Email me at jon.brassey@tripdatabase.com if you’d like to participate.

Ask us questions. Tell us what works. Tell us what doesn’t. Point out what’s confusing, what’s missing, or what’s brilliant. If AskTrip is going to get better, it should get better with its users, not just for them.

A built-in feedback mechanism

Alongside the user group, we’re also adding a lightweight, easy-to-use feedback mechanism to every answer AskTrip generates. A quick tap or comment will help us understand what landed well and what needs attention.
This kind of direct, contextual feedback – at the point where a user is actually reading the answer – will be invaluable.

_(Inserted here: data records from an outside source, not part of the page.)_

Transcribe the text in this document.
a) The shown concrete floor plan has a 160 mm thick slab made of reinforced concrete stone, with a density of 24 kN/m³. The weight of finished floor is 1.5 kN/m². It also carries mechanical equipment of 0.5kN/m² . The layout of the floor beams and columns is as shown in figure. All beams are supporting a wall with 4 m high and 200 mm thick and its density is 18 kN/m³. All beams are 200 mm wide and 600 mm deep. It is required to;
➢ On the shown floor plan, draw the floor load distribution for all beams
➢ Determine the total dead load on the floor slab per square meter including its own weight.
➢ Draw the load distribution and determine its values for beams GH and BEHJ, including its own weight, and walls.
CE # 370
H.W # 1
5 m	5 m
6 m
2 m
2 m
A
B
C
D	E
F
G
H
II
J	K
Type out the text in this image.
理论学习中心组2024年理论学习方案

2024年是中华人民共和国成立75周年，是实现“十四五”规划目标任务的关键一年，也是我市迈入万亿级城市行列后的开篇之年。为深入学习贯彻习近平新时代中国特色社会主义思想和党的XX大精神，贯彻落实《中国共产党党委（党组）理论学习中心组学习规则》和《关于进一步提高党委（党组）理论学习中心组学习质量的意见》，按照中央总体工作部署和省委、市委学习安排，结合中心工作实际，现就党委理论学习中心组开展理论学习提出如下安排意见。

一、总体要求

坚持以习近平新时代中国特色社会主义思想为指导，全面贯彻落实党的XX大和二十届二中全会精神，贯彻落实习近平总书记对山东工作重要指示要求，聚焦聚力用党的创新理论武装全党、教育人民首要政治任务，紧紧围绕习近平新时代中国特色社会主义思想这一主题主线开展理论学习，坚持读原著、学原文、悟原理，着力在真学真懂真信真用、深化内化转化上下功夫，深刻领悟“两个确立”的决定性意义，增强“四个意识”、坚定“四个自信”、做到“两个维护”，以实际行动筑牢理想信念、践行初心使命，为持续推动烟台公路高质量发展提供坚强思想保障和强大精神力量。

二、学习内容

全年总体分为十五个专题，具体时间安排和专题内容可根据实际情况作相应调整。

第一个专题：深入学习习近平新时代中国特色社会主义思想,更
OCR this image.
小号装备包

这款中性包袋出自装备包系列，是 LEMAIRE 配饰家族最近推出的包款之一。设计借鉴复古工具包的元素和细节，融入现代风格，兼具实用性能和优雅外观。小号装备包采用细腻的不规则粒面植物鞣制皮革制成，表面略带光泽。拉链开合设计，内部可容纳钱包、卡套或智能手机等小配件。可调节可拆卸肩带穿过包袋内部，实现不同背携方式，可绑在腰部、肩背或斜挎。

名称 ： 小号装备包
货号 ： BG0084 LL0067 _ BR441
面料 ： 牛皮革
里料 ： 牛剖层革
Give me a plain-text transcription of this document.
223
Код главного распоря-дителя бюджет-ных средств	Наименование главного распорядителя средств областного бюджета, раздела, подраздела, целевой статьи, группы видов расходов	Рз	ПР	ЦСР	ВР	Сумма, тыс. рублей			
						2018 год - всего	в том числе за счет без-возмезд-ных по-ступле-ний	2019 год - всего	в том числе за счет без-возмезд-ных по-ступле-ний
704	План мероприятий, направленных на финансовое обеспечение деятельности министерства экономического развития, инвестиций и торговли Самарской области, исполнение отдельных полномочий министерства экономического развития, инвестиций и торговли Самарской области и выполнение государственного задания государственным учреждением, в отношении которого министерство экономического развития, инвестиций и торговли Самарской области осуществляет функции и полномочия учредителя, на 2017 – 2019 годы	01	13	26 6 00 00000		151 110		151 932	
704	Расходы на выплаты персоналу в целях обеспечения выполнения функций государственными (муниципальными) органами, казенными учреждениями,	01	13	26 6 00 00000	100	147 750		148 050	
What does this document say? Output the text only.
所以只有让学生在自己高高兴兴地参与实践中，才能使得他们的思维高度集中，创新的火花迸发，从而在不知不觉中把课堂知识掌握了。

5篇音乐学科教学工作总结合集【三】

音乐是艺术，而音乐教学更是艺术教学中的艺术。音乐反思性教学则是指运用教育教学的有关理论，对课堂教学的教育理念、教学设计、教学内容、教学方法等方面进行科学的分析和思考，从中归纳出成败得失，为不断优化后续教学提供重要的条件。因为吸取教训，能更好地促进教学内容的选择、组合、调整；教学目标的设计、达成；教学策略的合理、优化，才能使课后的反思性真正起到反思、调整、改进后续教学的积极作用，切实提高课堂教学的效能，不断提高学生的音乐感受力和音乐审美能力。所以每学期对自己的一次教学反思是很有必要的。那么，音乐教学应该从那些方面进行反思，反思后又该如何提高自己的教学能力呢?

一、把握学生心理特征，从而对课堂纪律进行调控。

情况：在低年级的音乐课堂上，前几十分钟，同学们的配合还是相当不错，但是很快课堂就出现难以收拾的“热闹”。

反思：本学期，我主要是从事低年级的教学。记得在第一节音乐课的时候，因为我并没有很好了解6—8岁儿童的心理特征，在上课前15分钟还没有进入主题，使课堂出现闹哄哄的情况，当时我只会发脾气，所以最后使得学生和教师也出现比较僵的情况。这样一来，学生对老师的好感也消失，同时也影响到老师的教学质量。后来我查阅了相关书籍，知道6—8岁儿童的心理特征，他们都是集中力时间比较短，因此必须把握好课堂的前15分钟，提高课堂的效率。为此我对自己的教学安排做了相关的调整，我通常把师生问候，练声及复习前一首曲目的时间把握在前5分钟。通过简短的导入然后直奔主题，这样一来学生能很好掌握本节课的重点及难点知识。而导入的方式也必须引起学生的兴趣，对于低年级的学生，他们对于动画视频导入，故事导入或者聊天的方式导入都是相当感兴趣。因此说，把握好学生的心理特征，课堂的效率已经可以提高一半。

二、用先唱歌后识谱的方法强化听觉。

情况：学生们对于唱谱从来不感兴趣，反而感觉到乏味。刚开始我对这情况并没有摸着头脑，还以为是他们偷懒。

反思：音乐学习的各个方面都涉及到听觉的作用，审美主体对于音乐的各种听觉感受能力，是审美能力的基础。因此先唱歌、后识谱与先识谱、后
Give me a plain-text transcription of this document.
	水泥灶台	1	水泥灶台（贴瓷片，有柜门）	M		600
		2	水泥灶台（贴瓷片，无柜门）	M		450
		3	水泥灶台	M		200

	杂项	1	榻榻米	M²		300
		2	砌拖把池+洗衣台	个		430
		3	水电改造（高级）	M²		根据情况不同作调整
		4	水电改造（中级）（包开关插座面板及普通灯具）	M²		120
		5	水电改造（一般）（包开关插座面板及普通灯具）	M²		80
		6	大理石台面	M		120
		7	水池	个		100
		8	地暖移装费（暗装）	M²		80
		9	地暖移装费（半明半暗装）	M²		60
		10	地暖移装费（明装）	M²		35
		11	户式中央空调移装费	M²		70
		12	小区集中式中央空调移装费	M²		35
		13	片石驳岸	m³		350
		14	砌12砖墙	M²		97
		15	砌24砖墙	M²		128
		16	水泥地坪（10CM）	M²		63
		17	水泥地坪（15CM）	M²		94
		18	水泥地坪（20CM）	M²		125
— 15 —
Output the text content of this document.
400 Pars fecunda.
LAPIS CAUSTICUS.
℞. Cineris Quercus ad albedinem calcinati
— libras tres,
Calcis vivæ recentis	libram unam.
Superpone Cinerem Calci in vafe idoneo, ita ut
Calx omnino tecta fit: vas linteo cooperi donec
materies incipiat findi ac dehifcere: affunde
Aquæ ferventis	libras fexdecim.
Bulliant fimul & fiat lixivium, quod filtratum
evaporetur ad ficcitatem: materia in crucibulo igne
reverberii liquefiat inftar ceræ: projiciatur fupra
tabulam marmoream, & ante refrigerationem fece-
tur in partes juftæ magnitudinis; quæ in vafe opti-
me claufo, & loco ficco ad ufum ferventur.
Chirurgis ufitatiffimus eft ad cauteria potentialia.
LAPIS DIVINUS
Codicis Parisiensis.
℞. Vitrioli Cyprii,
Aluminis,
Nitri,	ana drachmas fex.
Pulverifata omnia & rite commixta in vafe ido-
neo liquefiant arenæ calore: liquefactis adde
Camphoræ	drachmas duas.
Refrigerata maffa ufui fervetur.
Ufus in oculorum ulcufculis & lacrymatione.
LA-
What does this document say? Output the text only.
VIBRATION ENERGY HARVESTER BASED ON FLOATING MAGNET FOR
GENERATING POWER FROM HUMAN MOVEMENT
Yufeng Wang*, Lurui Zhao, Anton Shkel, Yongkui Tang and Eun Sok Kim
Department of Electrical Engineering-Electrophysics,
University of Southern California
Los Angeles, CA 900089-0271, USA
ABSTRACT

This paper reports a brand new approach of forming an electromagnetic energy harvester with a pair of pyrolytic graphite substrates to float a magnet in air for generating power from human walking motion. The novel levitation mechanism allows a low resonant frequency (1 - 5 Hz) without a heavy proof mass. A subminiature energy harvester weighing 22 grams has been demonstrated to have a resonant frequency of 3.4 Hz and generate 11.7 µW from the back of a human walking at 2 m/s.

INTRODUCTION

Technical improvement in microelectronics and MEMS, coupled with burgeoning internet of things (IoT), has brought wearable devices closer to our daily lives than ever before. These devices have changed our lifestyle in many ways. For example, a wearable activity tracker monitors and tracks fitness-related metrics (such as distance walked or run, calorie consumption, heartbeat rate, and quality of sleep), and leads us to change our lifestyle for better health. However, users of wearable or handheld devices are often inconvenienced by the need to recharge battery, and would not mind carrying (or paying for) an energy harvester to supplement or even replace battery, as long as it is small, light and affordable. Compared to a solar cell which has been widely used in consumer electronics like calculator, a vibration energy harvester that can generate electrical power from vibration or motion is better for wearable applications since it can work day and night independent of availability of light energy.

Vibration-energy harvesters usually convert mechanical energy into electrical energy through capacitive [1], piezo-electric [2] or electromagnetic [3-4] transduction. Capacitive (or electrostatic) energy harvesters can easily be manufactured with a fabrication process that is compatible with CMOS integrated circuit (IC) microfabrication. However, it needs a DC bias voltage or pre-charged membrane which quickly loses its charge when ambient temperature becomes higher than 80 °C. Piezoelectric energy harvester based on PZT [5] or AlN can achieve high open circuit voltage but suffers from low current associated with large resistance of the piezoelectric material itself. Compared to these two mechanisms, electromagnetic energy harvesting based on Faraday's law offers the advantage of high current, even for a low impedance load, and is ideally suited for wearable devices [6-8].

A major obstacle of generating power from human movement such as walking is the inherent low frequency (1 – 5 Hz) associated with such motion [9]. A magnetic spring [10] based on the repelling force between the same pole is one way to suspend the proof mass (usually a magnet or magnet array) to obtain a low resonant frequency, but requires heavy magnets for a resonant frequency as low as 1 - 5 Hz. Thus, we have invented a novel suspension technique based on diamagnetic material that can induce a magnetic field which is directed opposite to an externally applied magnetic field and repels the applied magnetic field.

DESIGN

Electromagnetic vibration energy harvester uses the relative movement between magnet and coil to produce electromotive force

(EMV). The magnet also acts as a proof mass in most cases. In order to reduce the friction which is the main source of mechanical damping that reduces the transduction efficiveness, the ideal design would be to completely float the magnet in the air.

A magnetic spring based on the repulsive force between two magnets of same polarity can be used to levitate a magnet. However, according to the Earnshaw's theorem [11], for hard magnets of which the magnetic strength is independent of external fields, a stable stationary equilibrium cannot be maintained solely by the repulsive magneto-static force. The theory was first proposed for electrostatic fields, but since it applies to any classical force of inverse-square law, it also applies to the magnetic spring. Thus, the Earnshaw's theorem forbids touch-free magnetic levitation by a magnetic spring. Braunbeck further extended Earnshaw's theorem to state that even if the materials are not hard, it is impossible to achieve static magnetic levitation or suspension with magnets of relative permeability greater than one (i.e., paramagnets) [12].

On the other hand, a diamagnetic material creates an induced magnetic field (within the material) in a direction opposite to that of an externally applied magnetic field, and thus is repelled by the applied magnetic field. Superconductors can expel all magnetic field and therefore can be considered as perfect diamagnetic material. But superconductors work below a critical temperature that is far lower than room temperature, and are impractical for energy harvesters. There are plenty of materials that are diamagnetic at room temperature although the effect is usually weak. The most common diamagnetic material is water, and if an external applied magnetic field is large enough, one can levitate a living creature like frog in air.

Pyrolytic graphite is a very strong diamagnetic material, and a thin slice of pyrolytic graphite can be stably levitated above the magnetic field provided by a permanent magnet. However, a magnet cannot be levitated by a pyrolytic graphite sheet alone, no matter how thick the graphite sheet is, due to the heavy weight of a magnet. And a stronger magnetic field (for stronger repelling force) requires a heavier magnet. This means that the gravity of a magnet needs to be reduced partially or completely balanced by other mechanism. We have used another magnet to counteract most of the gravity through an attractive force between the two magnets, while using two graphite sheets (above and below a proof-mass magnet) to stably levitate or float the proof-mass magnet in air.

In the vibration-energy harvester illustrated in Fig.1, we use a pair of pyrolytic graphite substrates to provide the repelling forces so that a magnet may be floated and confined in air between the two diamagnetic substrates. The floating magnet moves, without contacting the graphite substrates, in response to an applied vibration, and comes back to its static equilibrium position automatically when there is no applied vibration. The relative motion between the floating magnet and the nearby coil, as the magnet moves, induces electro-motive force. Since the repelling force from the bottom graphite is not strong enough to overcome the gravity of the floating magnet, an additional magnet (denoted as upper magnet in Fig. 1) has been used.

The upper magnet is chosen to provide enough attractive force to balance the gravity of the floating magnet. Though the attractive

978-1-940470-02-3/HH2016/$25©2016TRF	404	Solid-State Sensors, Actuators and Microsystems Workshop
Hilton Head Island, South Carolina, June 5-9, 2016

It means we can spot patterns, fix blind spots, and continuously refine how AskTrip responds.

Looking ahead

Crossing 8,000 clinical questions is a milestone, but it’s just one marker on a much longer journey. What matters now is making AskTrip sharper, faster, clearer, and more aligned with the needs of the people who trust it.
By opening up new ways for users to talk to us, and by building feedback directly into the product, we’re hoping to create a virtuous cycle: better communication leading to better answers, leading to a better AskTrip.
We’re excited for the next 8,000 questions – and this time, we won’t be flying blind.